The 31 EEA countries have a coordinated system of financial supervision consisting of the national financial supervisory authorities and the following four EU authorities:
- EBA – European Banking Authority
- ESMA – European Securities and Markets Authority
- EIOPA – European Insurance and Occupational Pensions Authority
- ESRB – European Systemic Risk Board (macroprudential supervision)
In Norway, as in many other countries in the EEA, the national financial supervisory authority has the main responsibility for supervising financial institutions and markets. EBA, ESMA, EIOPA (the ESAs) and the ESRB are supranational EU authorities established after the financial crisis that are mandated to improve supervisory cooperation across national borders.
EBA, ESMA and EIOPA's Boards of Supervisors are composed of the heads of the national competent authorities (NCAs) in all EEA countries. In addition, each of the ESAs has sub-committees and project groups. Finanstilsynet is a member of both the Boards of Supervisors, sub-committees and several project groups in each of the three ESAs. We have the same rights and obligations as the EU states' NCAs, apart from voting rights. The ESAs cannot make binding decisions addressed to Finanstilsynet or Norwegian institutions.
The ESAs have both supervisory and regulatory tasks complementing the NCAs in Europe.
Supervisory cooperation in the EEA
An important task for the ESAs is to monitor and manage risks that may threaten financial stability in the EEA. This is done in cooperation with the NCAs. Another important task is to help the NCAs establish effective supervisory practices and to facilitate the work of supervisory colleges that supervise large cross-border groups.
In order to promote sound and harmonised supervisory practices in the EEA, the ESAs work out recommendations and guidelines that apply to the NCAs or to the industry. They also administer peer reviews across NCAs.
Regulatory development in the EEA
Through the EEA Agreement, the Norwegian financial industry and Norwegian consumers have access to the European single market for financial services. In order for such a single market to function well, efforts are made to ensure equal competitive conditions and harmonised consumer protection rules throughout the EEA, including provisions on sound financial institutions, good market behaviour and strong consumer protection.
The EEA Agreement regulates how EU rules become binding in Norway. Norway is not involved in the EU's decision-making process when new rules are adopted, but the Norwegian authorities are entitled to participate in the preparatory phase. When new legislation has been adopted in the EU, an assessed is made of whether it is covered by the EEA Agreement. If so, it is included in the EEA Agreement and transposed into Norwegian law. If major adaptations to EU legislation are required before incorporation into the EEA Agreement, there will be negotiations between the EU side and the EFTA side.
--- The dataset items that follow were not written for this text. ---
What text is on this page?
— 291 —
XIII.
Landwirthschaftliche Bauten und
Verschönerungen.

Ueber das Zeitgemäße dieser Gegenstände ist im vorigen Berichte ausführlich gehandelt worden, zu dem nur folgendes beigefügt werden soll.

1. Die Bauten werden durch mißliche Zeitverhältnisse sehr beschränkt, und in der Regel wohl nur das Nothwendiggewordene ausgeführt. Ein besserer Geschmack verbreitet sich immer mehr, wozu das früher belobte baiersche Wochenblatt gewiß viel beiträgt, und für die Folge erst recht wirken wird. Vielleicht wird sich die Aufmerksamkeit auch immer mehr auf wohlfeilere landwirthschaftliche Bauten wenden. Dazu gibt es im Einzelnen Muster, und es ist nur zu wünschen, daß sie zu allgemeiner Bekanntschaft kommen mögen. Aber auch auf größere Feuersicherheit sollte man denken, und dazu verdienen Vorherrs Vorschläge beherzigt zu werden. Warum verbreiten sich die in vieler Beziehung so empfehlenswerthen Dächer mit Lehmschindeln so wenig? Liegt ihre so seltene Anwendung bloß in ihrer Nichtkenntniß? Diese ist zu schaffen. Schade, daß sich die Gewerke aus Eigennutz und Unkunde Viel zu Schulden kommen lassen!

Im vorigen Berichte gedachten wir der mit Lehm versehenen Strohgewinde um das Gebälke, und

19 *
The ESAs, EBA, ESMA and EIOPA, assist the European Commission in developing draft legislation for the financial area. They can either advise the Commission or prepare a complete draft technical standard which can later be adopted by the Commission as binding legislation. The ESAs may also issue recommendations/guidelines on how the legislation is to be understood or supervisory practices conducted. Finanstilsynet participates in the regulatory work of the ESAs. This gives it an opportunity to identify Norwegian interests at an early stage, participate in the legislative process and gain insight into the purpose and content of future legislation that will later be implemented and enforced in Norway.